Magnus KarlssonProfessor, Consultant
Research areas and keywords
UKÄ subject classification
- Medical and Health Sciences
- Orthopedics, Osteoporosis, Fracture
Background: The accrual of bone mineral at growth and the age related bone loss influence who will develop osteoporosis and fractures. But also skeletal architecture influence bone strength and muscle function determine who will fall. Thus, it is imperative to determine regulation and interventions that could improve each trait and identify risk factors for fractures.
Project and preliminary results: Secular changes of fractures in children and elderly are followed in regional and national registers. Bone and muscle trait evaluations are done in several population-based cohorts of children, adolescents, adults and elderly now followed for 10-40 years by bone scanning, neuromuscular tests, anthropometry, fall frequency and fracture registration.

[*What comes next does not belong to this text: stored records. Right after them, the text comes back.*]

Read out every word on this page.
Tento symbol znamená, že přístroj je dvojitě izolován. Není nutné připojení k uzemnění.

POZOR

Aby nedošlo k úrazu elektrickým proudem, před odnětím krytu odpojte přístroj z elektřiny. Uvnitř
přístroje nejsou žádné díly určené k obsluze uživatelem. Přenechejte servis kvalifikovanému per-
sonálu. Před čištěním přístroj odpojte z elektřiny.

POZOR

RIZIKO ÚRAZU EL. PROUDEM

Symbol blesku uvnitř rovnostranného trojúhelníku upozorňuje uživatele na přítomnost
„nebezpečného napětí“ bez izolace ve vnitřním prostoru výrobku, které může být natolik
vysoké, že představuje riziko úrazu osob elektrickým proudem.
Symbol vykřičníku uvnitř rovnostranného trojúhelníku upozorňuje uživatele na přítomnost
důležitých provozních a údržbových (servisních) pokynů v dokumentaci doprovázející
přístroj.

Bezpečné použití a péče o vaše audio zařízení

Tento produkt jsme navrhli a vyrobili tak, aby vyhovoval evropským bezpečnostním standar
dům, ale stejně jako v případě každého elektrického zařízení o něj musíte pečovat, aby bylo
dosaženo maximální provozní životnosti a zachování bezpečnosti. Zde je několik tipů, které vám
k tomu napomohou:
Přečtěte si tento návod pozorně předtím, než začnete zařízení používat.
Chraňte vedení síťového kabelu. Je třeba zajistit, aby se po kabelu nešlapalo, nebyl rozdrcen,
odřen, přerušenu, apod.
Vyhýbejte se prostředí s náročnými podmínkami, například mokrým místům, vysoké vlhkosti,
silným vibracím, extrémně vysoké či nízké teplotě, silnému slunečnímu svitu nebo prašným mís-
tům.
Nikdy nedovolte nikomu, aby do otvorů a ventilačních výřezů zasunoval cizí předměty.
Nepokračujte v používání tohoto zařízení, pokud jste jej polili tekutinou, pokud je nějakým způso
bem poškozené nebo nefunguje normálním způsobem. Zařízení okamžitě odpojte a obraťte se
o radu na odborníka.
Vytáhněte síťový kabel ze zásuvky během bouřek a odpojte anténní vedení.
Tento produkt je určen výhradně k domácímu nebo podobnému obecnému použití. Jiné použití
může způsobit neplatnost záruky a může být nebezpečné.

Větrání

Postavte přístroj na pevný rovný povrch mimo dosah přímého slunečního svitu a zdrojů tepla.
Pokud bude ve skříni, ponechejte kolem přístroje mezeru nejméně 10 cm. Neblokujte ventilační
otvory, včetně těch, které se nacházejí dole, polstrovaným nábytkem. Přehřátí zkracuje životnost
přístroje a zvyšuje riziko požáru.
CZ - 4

Data has shown that hip fracture incidence has decreased while proximal humeral fractures have increased, but the total number of fractures has increased. Fracture incidence in children has also increased. This urge for new prediction taking both changes in fracture incidence and demography into account. Daily physical training at growth enhances bone mass, bone size, reduces overweight, reduce fracture risk and improves school grades. Benefits remains in adulthood. Clinical functional tests could in old men identify fallers with and without fractures
Aim: 1) study regulation and how to modify bone mass, skeletal architecture, muscle function and adiposity during growth and ageing; 2) evaluate risk factors and prognostic factors for osteoporosis, fall and fractures; 3) evaluate if benefits achieved by interventions remains in a long term perspective; 4) follow fracture epidemiology to improve projections for the future.
Significance: Our studies increase the understanding of the pathophysiology of osteoporosis, improve our ability to target risk individuals, improve the prediction of fracture in the future and identify beneficial intervention strategies.